Maldad

El complejo fenómeno de la humillación ha sido abordado desde ópticas muy diversas: como dinámica social (Klein, 1991), en relación con la ética igualitaria (Lindner, 2006; véase también www.humiliationstudies.org), desde la perspectiva de la transgresión moral (Combs et al., 2010), desde la filosofía política (Margalit, 1996), poniendo el énfasis en sus aspectos clínicos y de evaluación (Hartling y Luchetta, 1999; Torres y Bergner, 2012), analizando su papel en los conflictos intergruaples asimétricos (Ginges & Atran, 2008; McCauley, 2017), acentuando la cuestión de la definición misma del constructo psicológico como emoción distintiva (Elison y Harter, 2007; Fernández et al., 2015, 2018) o como una combinación sinérgica más o menos prototípica de otras emociones como la ira y la vergüenza (Elshout et al., 2017; McCauley, 2017). Nuestro equipo ha ido incorporando asimismo un abordaje de la humillación desde la óptica de la agresión y la maldad (Gaviria, 2019; Maiuro, 2001; Quiles et al., 2014).

Muchos episodios de humillación pueden considerarse actos violentos y de maldad, si bien hay una enorme gradación en la severidad del daño psicológico que pueden infligir los humilladores. En los casos más serios y violentos, la intención del perpetrador no es otra que la destrucción total del Yo de la víctima:

La acción de humillar a otros se presenta como una expresión del mal complejo, el mal puramente humano, el mal que no tiene antencedentes automáticos claros, sino que surge de la capacidad cognitiva de las personas en su más negra expresión. Nosotros proponemos que, a diferencia, de otras expresiones de la maldad, la humillación se caracteriza por la devaluación forzosa de la identidad de la víctima (Fernández, 2014, p.180).

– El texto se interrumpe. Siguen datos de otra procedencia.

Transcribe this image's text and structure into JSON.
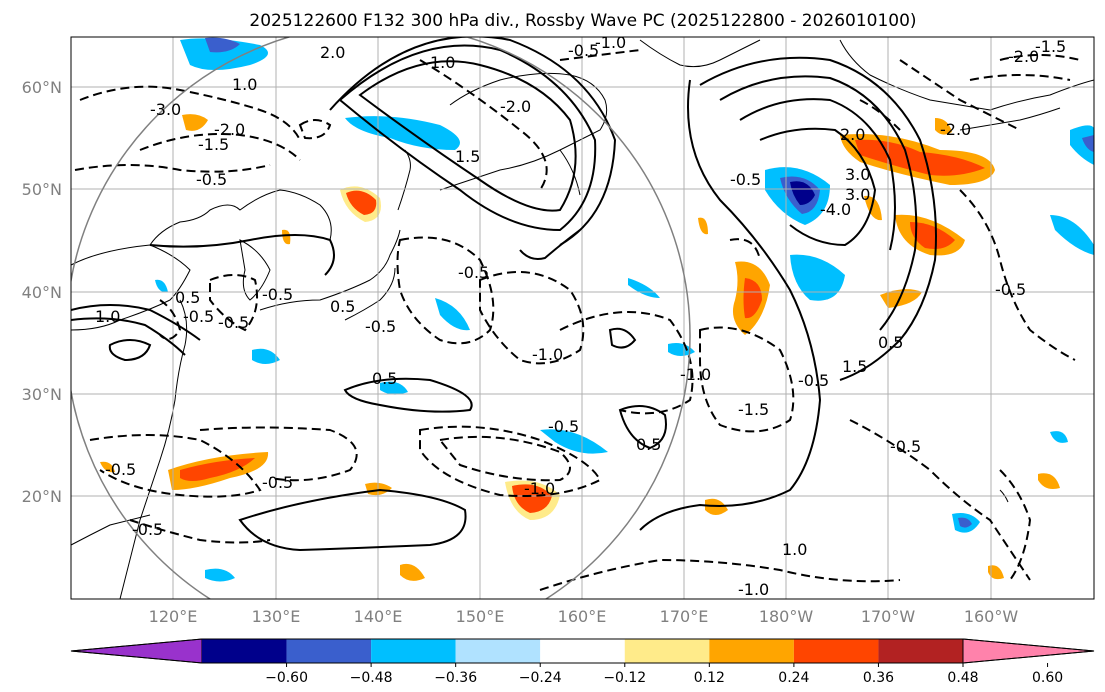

Crueldad, falta de justificación (al menos, desde el punto de vista de la víctima) y gravedad extrema del daño infligido son características asociadas tradicionalmente con los actos de maldad (p.e., genocidio, terrorismo). La investigación actual rastrea indicios de maldad también en nuestras más modestas acciones cotidianas, identificando algunas dimensiones que definen el grado de maldad de un acto: voluntad para destruir y causar sufrimiento a otra persona, deseo de humillarla, planificación del daño a infligir, falta de compasión y satisfacción por el daño causado a la víctima (Quiles et al., 2010).

Aunque hay autores que subrayan el papel de ciertas disposiciones personales y su interacción con la situación en el estudio de la maldad, nuestro trabajo adopta una posición más psicosocial y se alinea con los de Zimbardo (2007) y Bandura (1999), que sugieren que en función del contexto, cualquiera puede llegar a cometer verdaderos actos de maldad.